If you have an invention that you believe has commercial potential, you can apply for a patent to protect it, and companies will have to pay you to use it.
If your invention has marketable value, you can licence your patent to companies and earn residual income from it.
Have you heard of this linky? This simple little invention has made around three billion dollars in profits, similar to the Furby, which was a patented idea that made around five hundred million dollars per year at its peak. The khushboo patent, invented by Scott Stillinger in the 1980s, was sold to Hasbro for 100 million dollars. Trademarks protect other properties such as logos names and even phrases.
For example, the phrase on the screen was trademarked by Disney and cannot be used commercially by anyone else without paying a fee to Disney.
8. Digital Products
Any business or individual can benefit greatly from digital products.
Have you ever noticed how some of the most well-known celebrity entrepreneurs, such as Daymond John, are entering the digital information industry?
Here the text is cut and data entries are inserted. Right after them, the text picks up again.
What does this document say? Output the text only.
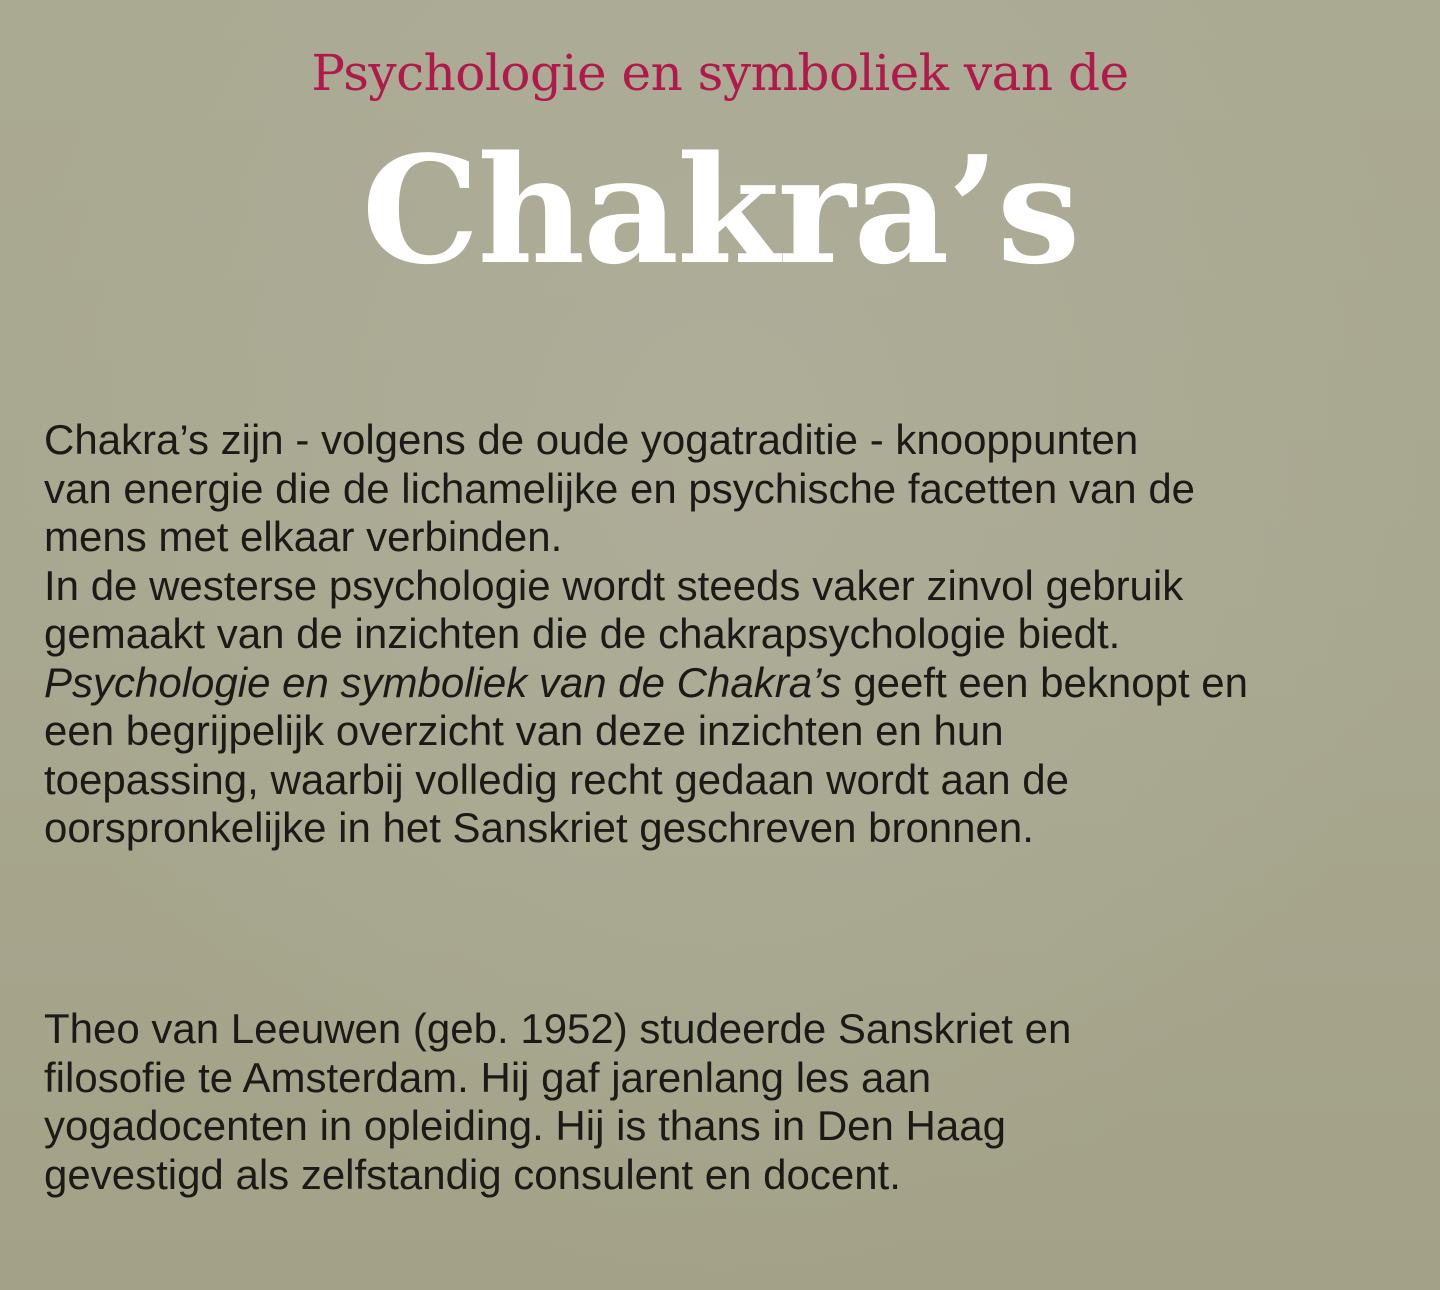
Psychologie en symboliek van de
Chakra’s
Chakra’s zijn - volgens de oude yogatraditie - knooppunten
van energie die de lichamelijke en psychische facetten van de
mens met elkaar verbinden.
In de westerse psychologie wordt steeds vaker zinvol gebruik
gemaakt van de inzichten die de chakrapsychologie biedt.
Psychologie en symboliek van de Chakra’s geeft een beknopt en
een begrijpelijk overzicht van deze inzichten en hun
toepassing, waarbij volledig recht gedaan wordt aan de
oorspronkelijke in het Sanskriet geschreven bronnen.
Theo van Leeuwen (geb. 1952) studeerde Sanskriet en
filosofie te Amsterdam. Hij gaf jarenlang les aan
yogadocenten in opleiding. Hij is thans in Den Haag
gevestigd als zelfstandig consulent en docent.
This is due to the fact that digital products are extremely profitable assets.
This is something you can create once and profit from on a daily basis in a passive manner.
There are many different types of digital products now.
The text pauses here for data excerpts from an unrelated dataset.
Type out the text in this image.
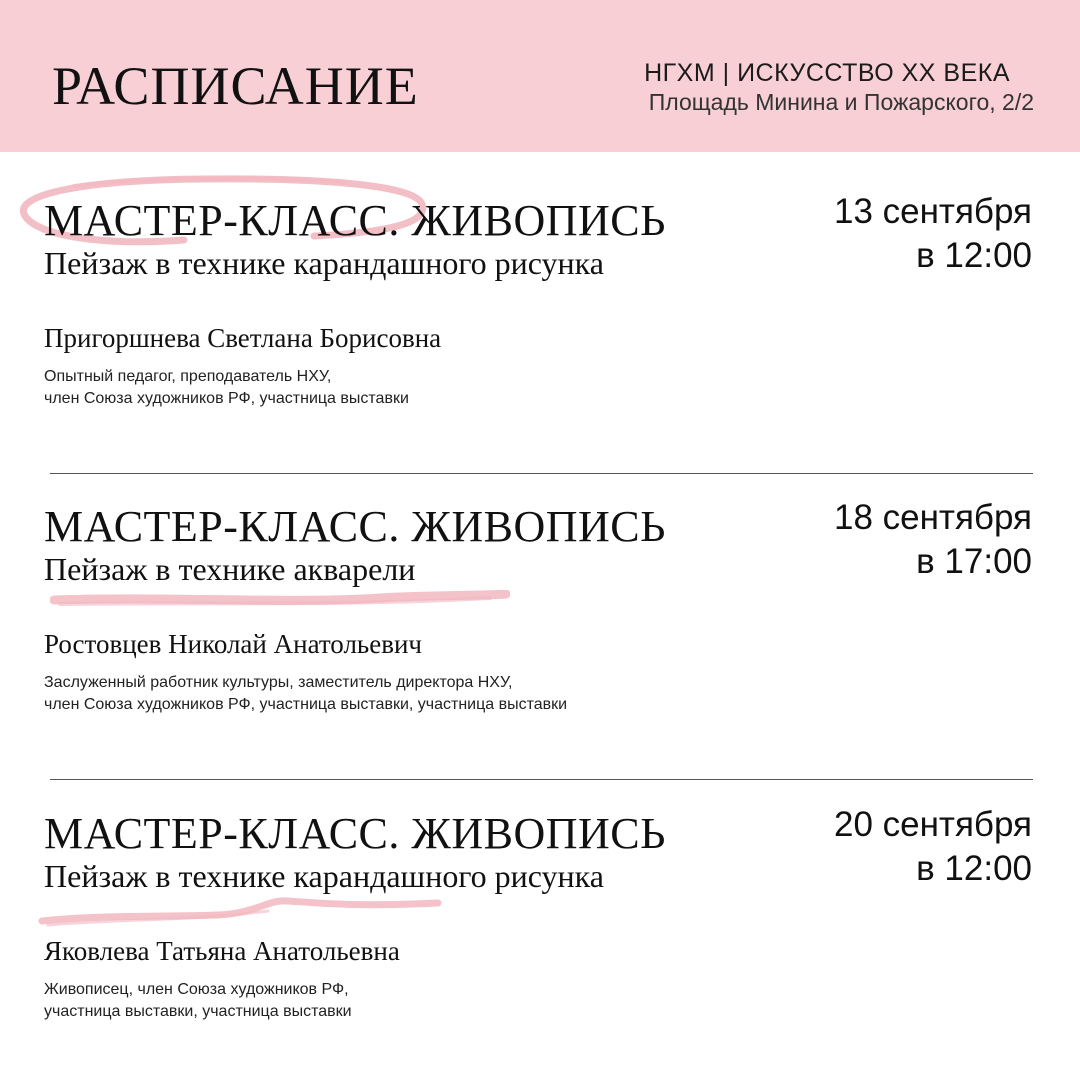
РАСПИСАНИЕ	НГХМ | ИСКУССТВО ХХ ВЕКА
Площадь Минина и Пожарского, 2/2
МАСТЕР-КЛАСС. ЖИВОПИСЬ
Пейзаж в технике карандашного рисунка
13 сентября
в 12:00
Пригоршнева Светлана Борисовна
Опытный педагог, преподаватель НХУ,
член Союза художников РФ, участница выставки
МАСТЕР-КЛАСС. ЖИВОПИСЬ
Пейзаж в технике акварели
18 сентября
в 17:00
Ростовцев Николай Анатольевич
Заслуженный работник культуры, заместитель директора НХУ,
член Союза художников РФ, участница выставки, участница выставки
МАСТЕР-КЛАСС. ЖИВОПИСЬ
Пейзаж в технике карандашного рисунка
20 сентября
в 12:00
Яковлева Татьяна Анатольевна
Живописец, член Союза художников РФ,
участница выставки, участница выставки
For example, if my friend Tom is a filmmaker, he can create a variety of digital assets to supplement his income.
For example, if other filmmakers admire his use of colour, he can create a preset for his colour grading styles that other filmmakers can use, or he can create music stock footage or sounds that he can sell to other creators as a filmmaker.
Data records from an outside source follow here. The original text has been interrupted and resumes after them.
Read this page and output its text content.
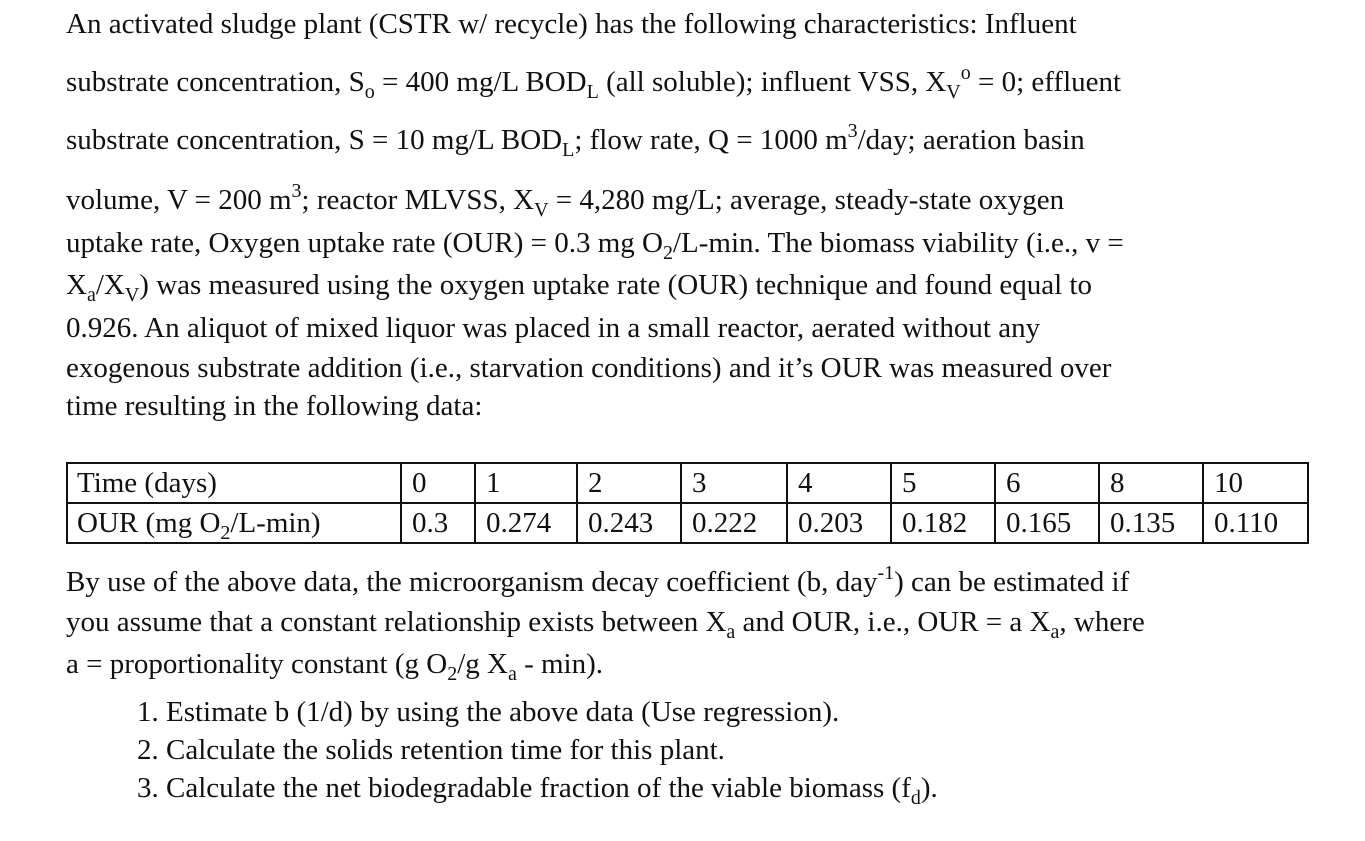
An activated sludge plant (CSTR w/ recycle) has the following characteristics: Influent
substrate concentration, $S_o = 400$ mg/L $BOD_L$ (all soluble); influent VSS, $X_V^o = 0$; effluent
substrate concentration, S = 10 mg/L $BOD_L$; flow rate, Q = 1000 $m^3$/day; aeration basin
volume, V = 200 $m^3$; reactor MLVSS, $X_V = 4,280$ mg/L; average, steady-state oxygen
uptake rate, Oxygen uptake rate (OUR) = 0.3 mg $O_2/L-\min$. The biomass viability (i.e., v =
$X_a/X_V$) was measured using the oxygen uptake rate (OUR) technique and found equal to
0.926. An aliquot of mixed liquor was placed in a small reactor, aerated without any
exogenous substrate addition (i.e., starvation conditions) and it’s OUR was measured over
time resulting in the following data:
Time (days)	0	1	2	3	4	5	6	8	10
OUR (mg $O_2/L-\min$)	0.3	0.274	0.243	0.222	0.203	0.182	0.165	0.135	0.110
By use of the above data, the microorganism decay coefficient (b, day$^{-1}$) can be estimated if
you assume that a constant relationship exists between $X_a$ and OUR, i.e., OUR = a $X_a$, where
a = proportionality constant (g $O_2/g$ $X_a - \min$).
1. Estimate b (1/d) by using the above data (Use regression).
2. Calculate the solids retention time for this plant.
3. Calculate the net biodegradable fraction of the viable biomass $(f_d)$.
He can make plugins to help other creators with their editing.
He can also create a training course that teaches others his filmmaking process, and Tom now has six digital products that can supplement his filmmaking business, even if he isn't actively involved.
Copyrights are a type of intellectual property that protects things like books, music, and poetry, among other things.
This is a valuable asset because these copyrights can be licenced out for a fee. JK Rowling is one of my favourite examples.
She is the author of the popular Harry Potter book series, which pays her royalties.
Every time a book was purchased, the books were turned into movies.
Since her intellectual property was used in the movies, she received another layer of royalties from merchandise sold based on her characters, and then Universal Studios created The Wizarding World of Harry Potter, where the attractions are based on her intellectual property, further increasing her royalties. Rowling is said to receive royalties from ticket sales, merchandise, food cells, and even beverage cells sold within the park because they all use her intellectual property, and she also receives royalties from her licencing deals to produce Broadway shows based on her writing of Harry Potter and the Cursed Child.
10. Social Media
This is something that many people didn't believe was real just a few years ago.
Then, when influencers began earning as much as A-list celebrities, the public took notice, and celebrities began to become social media influencers.
It's not just the high levels of attention that social media allows us to achieve; it's also the level of relationships we can form on these platforms. It's amazing and extremely valuable ten years ago.
You couldn't interact with a company or a celebrity by watching them on television. Imagine.
How much more likely are you to buy their CD, go see their movies, or even buy their products if you send a message to your favourite artist and actually get a message back now that we live in a world where this is a reality?
The best thing about social media when it first comes out is that there is no barrier to entry. Anyone can use these platforms to build great businesses around them.
With social media, anyone with a camera on their phone can start building an income-generating asset.
Now, I am a firm believer in leveraging social media to generate revenue.